Haunter (2013) / Horror-Mystery

MPAA Rated: Not rated, but probably PG-13 for frightening images, peril and smoking
Running Time: 97 min.

Cast: Abigail Breslin, Peter Outerbridge, Michelle Nolden, Peter DaCunha, Stephen McHattie, Eleanor Zichy, Samantha Weinstein, David Hewlett, Sarah Manninen, David Knoll
Director: Vincenzo Natali
Screenplay: Brian King

Review published October 30, 2013

Vincenzo Natali, the Canadian filmmaker who directed the cult films Cube and Splice, directs this intriguing piece that feels like an extended episode of "The Twilight Zone", but a good one. Brian King (Night Train, Cypher) adapts this screenplay taken from his story, which gives up a big piece of the puzzle early, but manages to continue to intrigue with time-jumps and twists -- the tunnel hidden behind the washing machine, and the clue underneath the floorboards of the bedroom -- that may remind some of the TV show "LOST", but in a house instead of an island, and done on a much smaller scale. Natali imbues the film with a sepia-toned style that keeps the film looking and feeling on the right side of eerie.
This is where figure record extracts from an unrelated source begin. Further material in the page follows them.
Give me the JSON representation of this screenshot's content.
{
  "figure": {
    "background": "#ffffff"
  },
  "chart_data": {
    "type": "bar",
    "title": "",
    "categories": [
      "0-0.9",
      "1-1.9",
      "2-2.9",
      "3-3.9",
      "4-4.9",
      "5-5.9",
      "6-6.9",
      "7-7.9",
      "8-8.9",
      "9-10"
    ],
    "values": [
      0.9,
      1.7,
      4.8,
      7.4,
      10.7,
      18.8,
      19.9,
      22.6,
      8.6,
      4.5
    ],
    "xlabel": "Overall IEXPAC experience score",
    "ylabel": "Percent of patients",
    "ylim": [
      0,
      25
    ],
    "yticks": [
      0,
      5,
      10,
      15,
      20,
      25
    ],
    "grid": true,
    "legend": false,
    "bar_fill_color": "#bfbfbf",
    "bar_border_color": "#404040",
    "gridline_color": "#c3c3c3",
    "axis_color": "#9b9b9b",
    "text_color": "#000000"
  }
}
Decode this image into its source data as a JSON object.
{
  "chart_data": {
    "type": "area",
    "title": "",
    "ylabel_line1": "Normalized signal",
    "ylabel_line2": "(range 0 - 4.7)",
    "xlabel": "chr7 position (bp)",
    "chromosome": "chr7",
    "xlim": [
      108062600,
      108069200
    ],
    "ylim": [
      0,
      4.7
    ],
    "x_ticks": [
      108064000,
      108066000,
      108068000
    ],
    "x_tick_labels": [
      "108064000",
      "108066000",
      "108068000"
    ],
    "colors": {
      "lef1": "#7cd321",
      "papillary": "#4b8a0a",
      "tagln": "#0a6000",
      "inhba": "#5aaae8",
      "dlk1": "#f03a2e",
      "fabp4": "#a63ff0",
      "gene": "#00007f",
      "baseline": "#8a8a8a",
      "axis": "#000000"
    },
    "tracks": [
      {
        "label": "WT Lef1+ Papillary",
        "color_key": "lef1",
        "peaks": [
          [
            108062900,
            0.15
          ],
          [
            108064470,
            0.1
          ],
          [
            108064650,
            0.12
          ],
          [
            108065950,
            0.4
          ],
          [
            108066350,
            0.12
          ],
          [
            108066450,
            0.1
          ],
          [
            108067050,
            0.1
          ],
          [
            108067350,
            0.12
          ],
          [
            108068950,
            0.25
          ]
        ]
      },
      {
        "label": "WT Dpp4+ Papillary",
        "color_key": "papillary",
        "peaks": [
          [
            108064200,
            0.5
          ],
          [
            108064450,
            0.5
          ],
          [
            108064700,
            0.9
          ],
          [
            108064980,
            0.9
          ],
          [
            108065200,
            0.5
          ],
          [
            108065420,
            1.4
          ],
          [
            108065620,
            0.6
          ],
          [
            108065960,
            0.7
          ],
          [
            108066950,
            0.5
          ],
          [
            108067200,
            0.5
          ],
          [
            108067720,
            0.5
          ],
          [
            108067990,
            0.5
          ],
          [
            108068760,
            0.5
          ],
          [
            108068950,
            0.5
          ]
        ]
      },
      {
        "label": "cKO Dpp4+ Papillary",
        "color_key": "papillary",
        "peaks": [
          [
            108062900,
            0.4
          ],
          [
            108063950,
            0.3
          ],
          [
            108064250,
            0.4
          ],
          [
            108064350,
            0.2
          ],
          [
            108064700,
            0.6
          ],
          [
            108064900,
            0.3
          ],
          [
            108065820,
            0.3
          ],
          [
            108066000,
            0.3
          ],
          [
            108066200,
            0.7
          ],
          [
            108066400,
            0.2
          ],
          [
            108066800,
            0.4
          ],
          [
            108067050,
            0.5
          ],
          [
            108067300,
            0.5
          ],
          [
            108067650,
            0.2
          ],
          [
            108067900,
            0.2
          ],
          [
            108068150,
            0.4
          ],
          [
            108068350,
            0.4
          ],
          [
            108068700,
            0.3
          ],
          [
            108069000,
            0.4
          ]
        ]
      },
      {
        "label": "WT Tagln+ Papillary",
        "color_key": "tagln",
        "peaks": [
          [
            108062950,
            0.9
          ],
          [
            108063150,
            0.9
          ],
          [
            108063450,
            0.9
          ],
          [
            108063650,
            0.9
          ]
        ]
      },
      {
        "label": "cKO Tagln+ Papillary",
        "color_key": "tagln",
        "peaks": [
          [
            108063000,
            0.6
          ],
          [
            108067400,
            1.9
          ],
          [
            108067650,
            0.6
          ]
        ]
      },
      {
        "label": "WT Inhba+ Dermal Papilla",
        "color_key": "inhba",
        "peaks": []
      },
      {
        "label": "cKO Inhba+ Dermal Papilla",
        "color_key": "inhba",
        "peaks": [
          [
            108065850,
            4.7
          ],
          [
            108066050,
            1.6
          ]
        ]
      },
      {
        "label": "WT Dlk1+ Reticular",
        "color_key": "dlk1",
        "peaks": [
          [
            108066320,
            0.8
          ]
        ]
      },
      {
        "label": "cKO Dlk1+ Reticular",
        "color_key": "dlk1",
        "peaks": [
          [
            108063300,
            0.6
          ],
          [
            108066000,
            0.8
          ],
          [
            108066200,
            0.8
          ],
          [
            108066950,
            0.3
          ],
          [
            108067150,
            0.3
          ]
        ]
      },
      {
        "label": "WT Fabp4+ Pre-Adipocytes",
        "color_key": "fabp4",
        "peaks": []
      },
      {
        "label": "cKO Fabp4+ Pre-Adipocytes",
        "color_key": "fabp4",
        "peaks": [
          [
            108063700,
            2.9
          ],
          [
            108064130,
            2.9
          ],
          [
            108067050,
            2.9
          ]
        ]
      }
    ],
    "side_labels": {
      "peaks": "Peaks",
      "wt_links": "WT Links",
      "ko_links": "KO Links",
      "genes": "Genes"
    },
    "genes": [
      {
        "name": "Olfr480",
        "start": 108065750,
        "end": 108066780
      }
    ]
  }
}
Initially set in 1985, Abigail Breslin (The Call, Zombieland) stars as a teenager named Lisa Johnson, who is stuck in a Groundhog Day-esque situation, whereby she relives the same day over and over -- the same breakfast, the same meatloaf, the same laundry chores, the same episode of "Murder She Wrote" with the fam. Her oblivious parents are of no help, who think she's off her rocker when she tries to tell them of their predicament, more concerned with what's going on with the clothing that has gone missing from the day's load of laundry.  As she goes through the doldrums of another boring day (the day before her 16th birthday), she begins to notice strange sounds and things out of place, and has learned to anticipate them, in the hope that she'll be able to figure out their source.
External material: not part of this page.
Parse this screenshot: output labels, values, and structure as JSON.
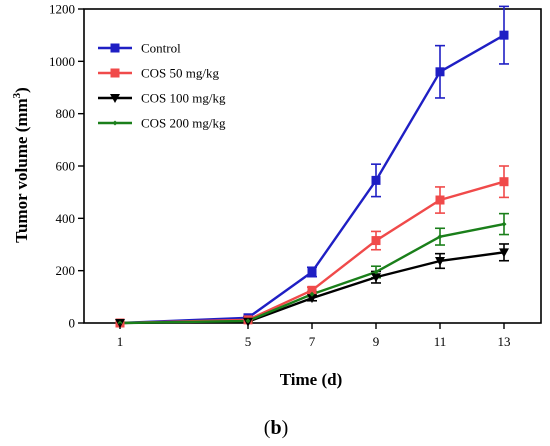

As she goes further, something changes, not only in her daily routine, but with the personalities of her family as well; Dad (Outerbridge, Lucky Number Slevin) starts to smoke (he claims to have done it for years) and she begins to see her little brother Robbie's (DaCunha, A Dark Truth) so-called imaginary friend, Edgar. Eventually, she is visited by a strange man who tells her she had better cease poking around and, in a twist similar to the film The Others, stop trying to make contact with the living, opening up Lisa's world to the notion that she's no longer alive, merely a ghost stuck in the house she and her family were killed in by a serial killer who has killed and gotten away with it many times before, and he's about to strike again.

As with most horror-mysteries, the film scores most of its points as we're trying to put together the pieces of the puzzle, as Lisa begins to time-shift between 30 years in the past, when the first victim had been claimed by the killer, up through the present day, where the current inhabitants of the house are beginning to experience something is amiss.  Though the script is nifty enough to score up at least a cult b-movie audience, Haunter's biggest asset comes from the solid performance by Abigail Breslin, who gives much-needed nuance to a role that isn't written to have much of one.
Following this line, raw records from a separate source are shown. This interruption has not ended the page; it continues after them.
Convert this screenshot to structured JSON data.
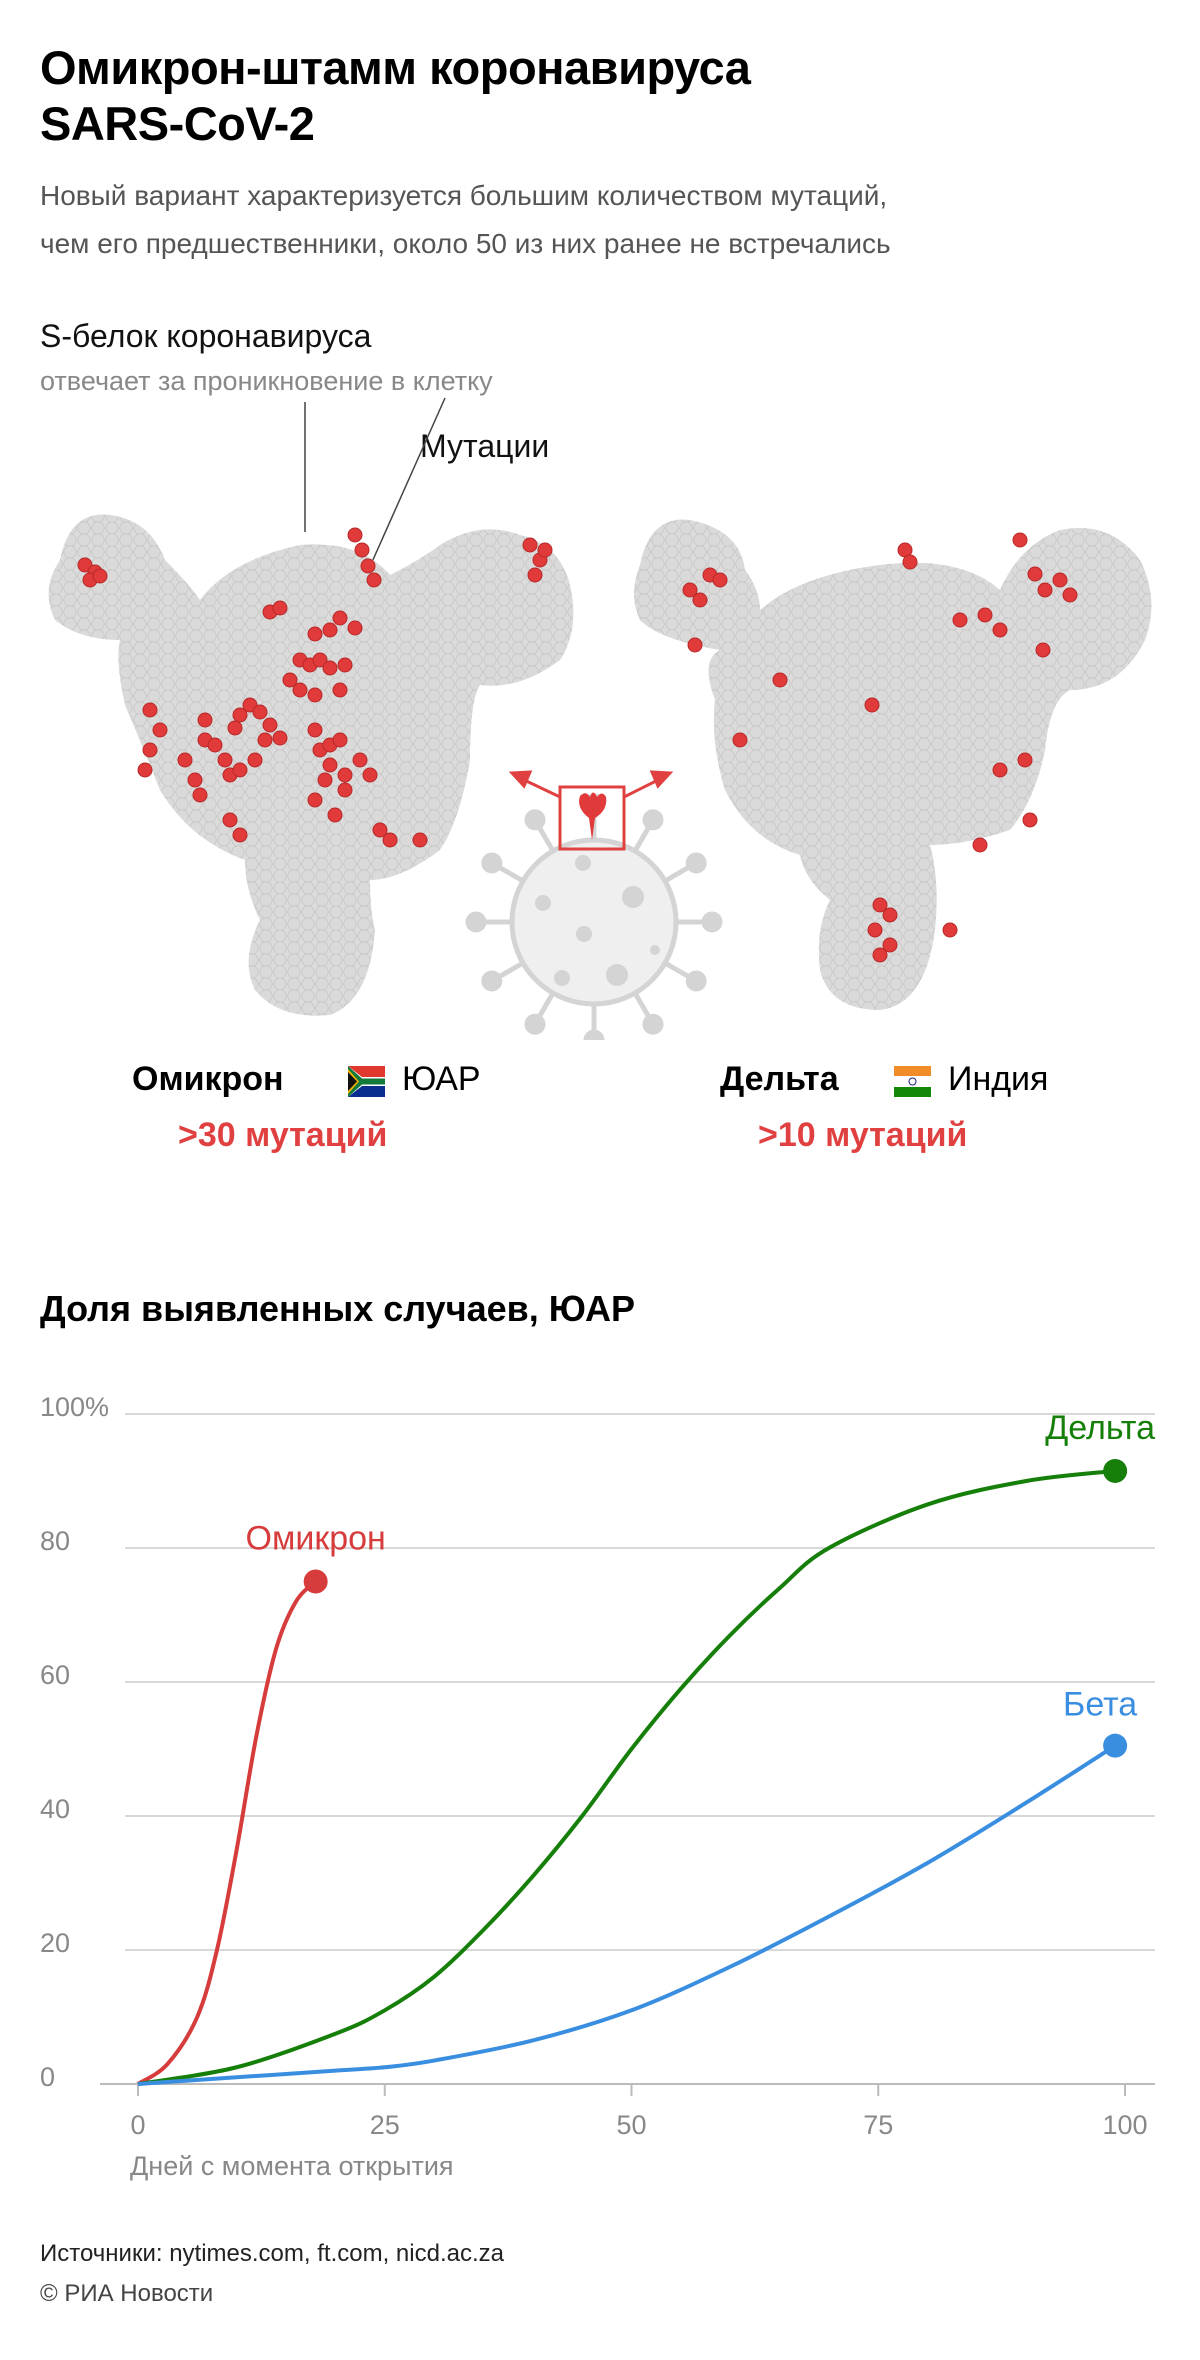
{
  "header": {
    "title_line1": "Омикрон-штамм коронавируса",
    "title_line2": "SARS-CoV-2",
    "subtitle_line1": "Новый вариант характеризуется большим количеством мутаций,",
    "subtitle_line2": "чем его предшественники, около 50 из них ранее не встречались"
  },
  "illustration": {
    "protein_label": "S-белок коронавируса",
    "protein_sublabel": "отвечает за проникновение в клетку",
    "mutations_label": "Мутации",
    "mutation_color": "#e03a3a",
    "protein_color": "#d6d6d6"
  },
  "variants": [
    {
      "name": "Омикрон",
      "country": "ЮАР",
      "flag": "south-africa-flag",
      "mutations": ">30 мутаций"
    },
    {
      "name": "Дельта",
      "country": "Индия",
      "flag": "india-flag",
      "mutations": ">10 мутаций"
    }
  ],
  "chart_data": {
    "type": "line",
    "title": "Доля выявленных случаев, ЮАР",
    "xlabel": "Дней с момента открытия",
    "ylabel": "",
    "xlim": [
      0,
      100
    ],
    "ylim": [
      0,
      100
    ],
    "xticks": [
      "0",
      "25",
      "50",
      "75",
      "100"
    ],
    "yticks": [
      "0",
      "20",
      "40",
      "60",
      "80",
      "100%"
    ],
    "grid": true,
    "series": [
      {
        "name": "Омикрон",
        "color": "#d63c3c",
        "x": [
          0,
          3,
          6,
          8,
          10,
          12,
          14,
          16,
          18
        ],
        "y": [
          0,
          3,
          10,
          20,
          35,
          52,
          65,
          72,
          75
        ]
      },
      {
        "name": "Дельта",
        "color": "#157f0a",
        "x": [
          0,
          10,
          20,
          25,
          30,
          35,
          40,
          45,
          50,
          55,
          60,
          65,
          70,
          80,
          90,
          99
        ],
        "y": [
          0,
          2.5,
          7.5,
          11,
          16,
          23,
          31,
          40,
          50,
          59,
          67,
          74,
          80,
          86.5,
          90,
          91.5
        ]
      },
      {
        "name": "Бета",
        "color": "#3a8ee0",
        "x": [
          0,
          10,
          20,
          25,
          30,
          40,
          50,
          60,
          70,
          80,
          90,
          99
        ],
        "y": [
          0,
          1,
          2,
          2.5,
          3.5,
          6.5,
          11,
          17.5,
          25,
          33,
          42,
          50.5
        ]
      }
    ]
  },
  "footer": {
    "sources": "Источники: nytimes.com, ft.com, nicd.ac.za",
    "copyright": "© РИА Новости"
  }
}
Haunter continuously flirts with being a good film throughout, but, like so many thrillers do, its momentum begins to peter out as it heads into a gimmicky, deus-ex-machina ending, primarily because we've run out of mysteries to solve and are just in it for the final confrontation. Part of the reason it sags a bit when it should soar comes from the realization that this is a film that is more about the nifty plot and less about the characters that inhabit it. We admire the twisty nature of the story, but without much build-up of the heroine at the heart of the film, we're basically only along for the ride to learn answers to our questions, and care far less for how her life, or her afterlife, manages to turn out.

Haunter may not blow away typical horror aficionados, who will likely find the lack of blood, gore and shock-scares to be shrug-worthy, but for those who enjoy interesting new takes on old formulas, this is a perfectly adequate time-killer that introduces just enough curves in its story to maintain a healthy amount of intrigue. It may not be the stuff that haunts your nightmares, but for 90+ minutes of creepy diversion, it's a surprisingly solid genre take.